Furthermore, despite its decentralized federal structure, Canada has achieved a greater level of uniformity than found in the EU, where unity is undermined by the number of national derogations to the GDPR available to all 27 Member States and differences in the interpretation among EU countries in the adoption of EU Directives. In Canada, the legal principle which provides that if a provincial law is deemed “substantially similar” to PIPEDA, it generally supersedes PIPEDA with respect to the regulation of intra-provincial and provincial government activities, has enabled the enactment of local laws, in Alberta, in British Columbia, in Quebec, that are harmonized with and have substantially similar provisions to the federal law.
Final Thoughts
Despite the similarities in the construct of the regulatory regime of data protection in the U.S., the EU and Canada, there are enough differences and complexities in navigating the international privacy landscapes to keep privacy practitioners and their clients on their toes. The comprehensive approach of the EU has not only inspired Canada to offer “an adequate level of protection” under article 25 of the Privacy Directive for EU data export purposes, but has also driven the U.S. Department of Commerce to successively enter into (despite their recent invalidation by the European Court of Justice) the 2000 Safe Harbor Agreement and the 2016 EU-U.S. Privacy Shield Framework with the EU Commission to govern the onward transfer of EU data to the U.S.

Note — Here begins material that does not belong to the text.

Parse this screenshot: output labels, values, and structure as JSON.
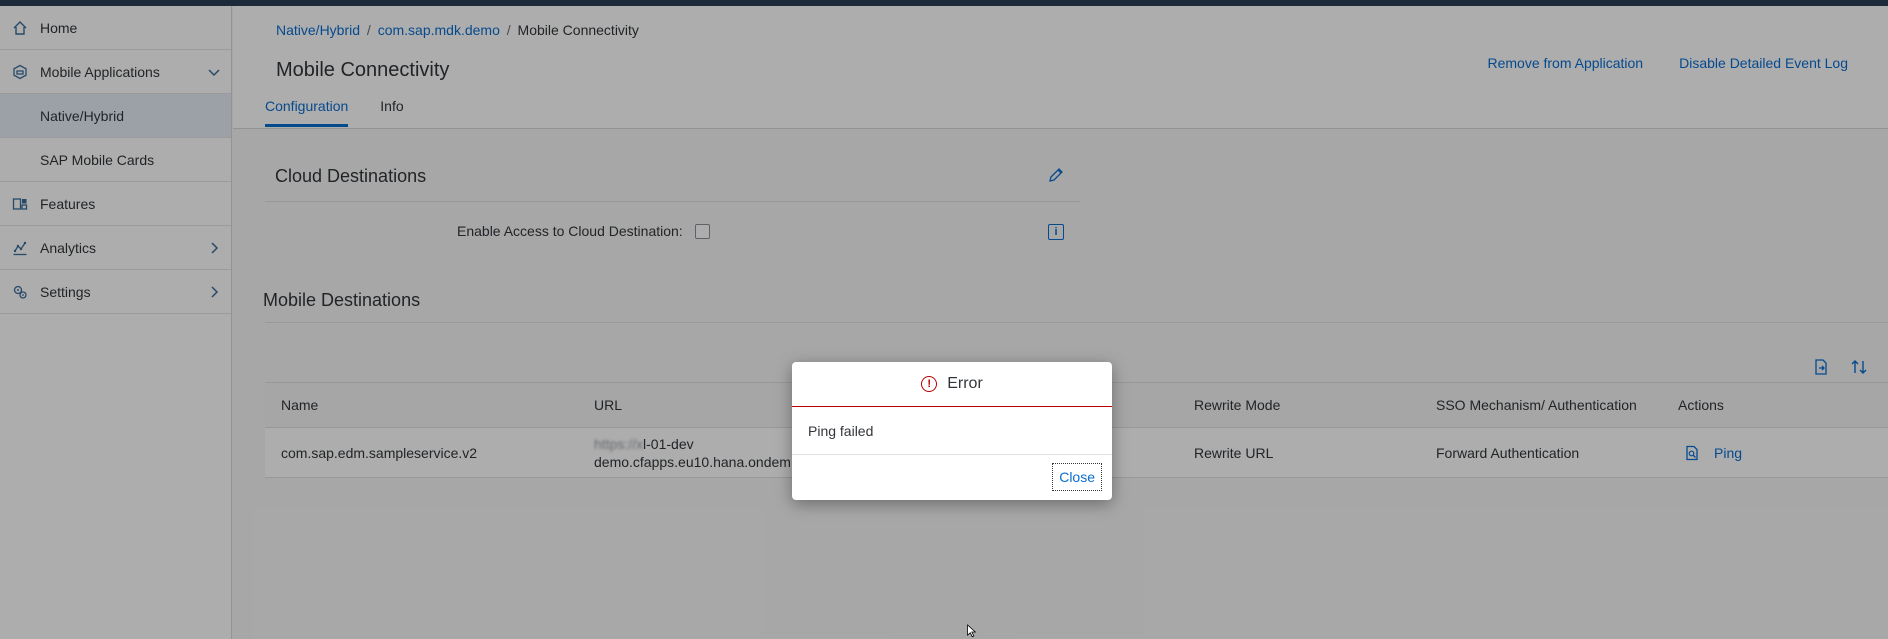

Despite the differences, there is an appreciation that we live in a global world where data needs to flow across borders and where incompatible regimes represent a hindrance to the development of international commerce. The passing of the GDPR was aimed precisely at facilitating doing business within the EU, both for domestic businesses and for non-EU companies looking to expand in the EU. Although in the U.S. there is historically ideological opposition to any plan to introduce federal privacy laws and oversight such as that adopted in the EU and, to some extent, in Canada, things are changing. The GDPR has had a major influence on the adoption of the CCPA in California and of comparable legislation in a number of other States, and the impact of recent cyberattacks and other massive corporate security breaches have certainly brought about a new sense of urgency around the importance of looking at privacy more holistically.
Until a single solution is universally acclaimed, privacy practitioners and their clients will have to continue navigating the intricacies and interactions of federal v. state law in the U.S., EU v. national law in Europe, and federal v. provincial law in Canada.